MotoGP, Gigi Dall’Igna: “Lorenzo deve adattarsi alla Ducati”

Gigi Dall'Igna
Gigi Dall’Igna (©Getty Images)

Gigi Dall’Igna e tutti in Ducati credono fortemente di poter tornare a lottare per il titolo MotoGP nel 2017. Ciò soprattutto grazie all’ingaggio di Jorge Lorenzo. La Desmosedici è migliorata in questi anni, ma probabilmente serviva un top rider per fare un salto di qualità ulteriore.

Lo spagnolo, dopo nove anni di Yamaha e tre titoli vinti, rappresenta sicuramente un colpo grosso per la scuderia di Borgo Panigale. Può essere lui a riportare il Mondiale nel team italiano dopo la vincente stagione di Casey Stoner nell’ormai lontano 2007. Dieci anni dopo il campione australiano, un altro fuoriclasse su tuta rossa potrebbe riuscire in tale impresa. Avversari permettendo, ovviamente.

Gigi Dall’Igna su Jorge Lorenzo

A Valencia, nei giorni successivi alla fine del campionato MotoGP 2016, Jorge Lorenzo ha avuto modo di provare la Ducati per la prima volta. Le sensazioni sono state positive, considerando che si trattava di una novità assoluta e che comunque fosse normale non vedere lo spagnolo subito davanti a tutti.

Gigi Dall’Igna, ripreso da Speedweek, ha avuto modo di commentare l’adattamento del pilota maiorchino alla Desmosedici GP17. Queste le sue prime considerazioni: “Jorge ha un diverso stile di guida rispetto a qualsiasi altro river presente attualmente in Ducati in MotoGP. Dovremo lavorare con lui. Ho alcune idee a riguardo. Il test a Valencia era importante. Ci doveva dimostrare che tipo di sviluppo che dobbiamo intraprendere appositamente per Jorge”.

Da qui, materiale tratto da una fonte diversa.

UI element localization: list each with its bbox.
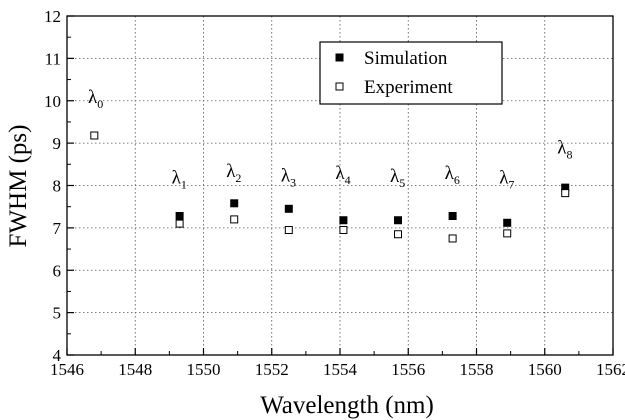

Lorenzo ha avuto modo di dare le prime indicazioni al team su come intervenire per farlo sentire a suo agio sulla moto, anche se poi lui stesso dovrà cercare di adattarsi al nuovo mezzo con cui correrà dal 2017. Il direttore generale di Ducati Corse proprio su questo tema ha spiegato molto bene la situazione: “Jorge è un ragazzo intelligente. Capisce che la sua nuova moto è completamente diversa da quella che ha guidato negli ultimi nove anni. Deve trovare feeling con questa e poi deve adattare il suo stile di guida in modo che possa capitalizzare i punti di forza della Ducati correttamente”.

Dall’Igna spiega infine che il pilota dovrà fare un lavoro importante di adattamento. Ma anche la squadra dovrà lavorare per lui al fine di raggiungere gli obiettivi fissati: “D’altra parte noi dobbiamo fare tutto in Ducati per preparagli la moto nel modo migliore possibile. Questo significa che dobbiamo prima capire di cosa ha bisogno per andare veloce. Poi dobbiamo comprendere che cosa dobbiamo cambiare per sfruttare le sue abilità di guida. Dobbiamo lavorare insieme in modo che possiamo raggiungere i nostri obiettivi”.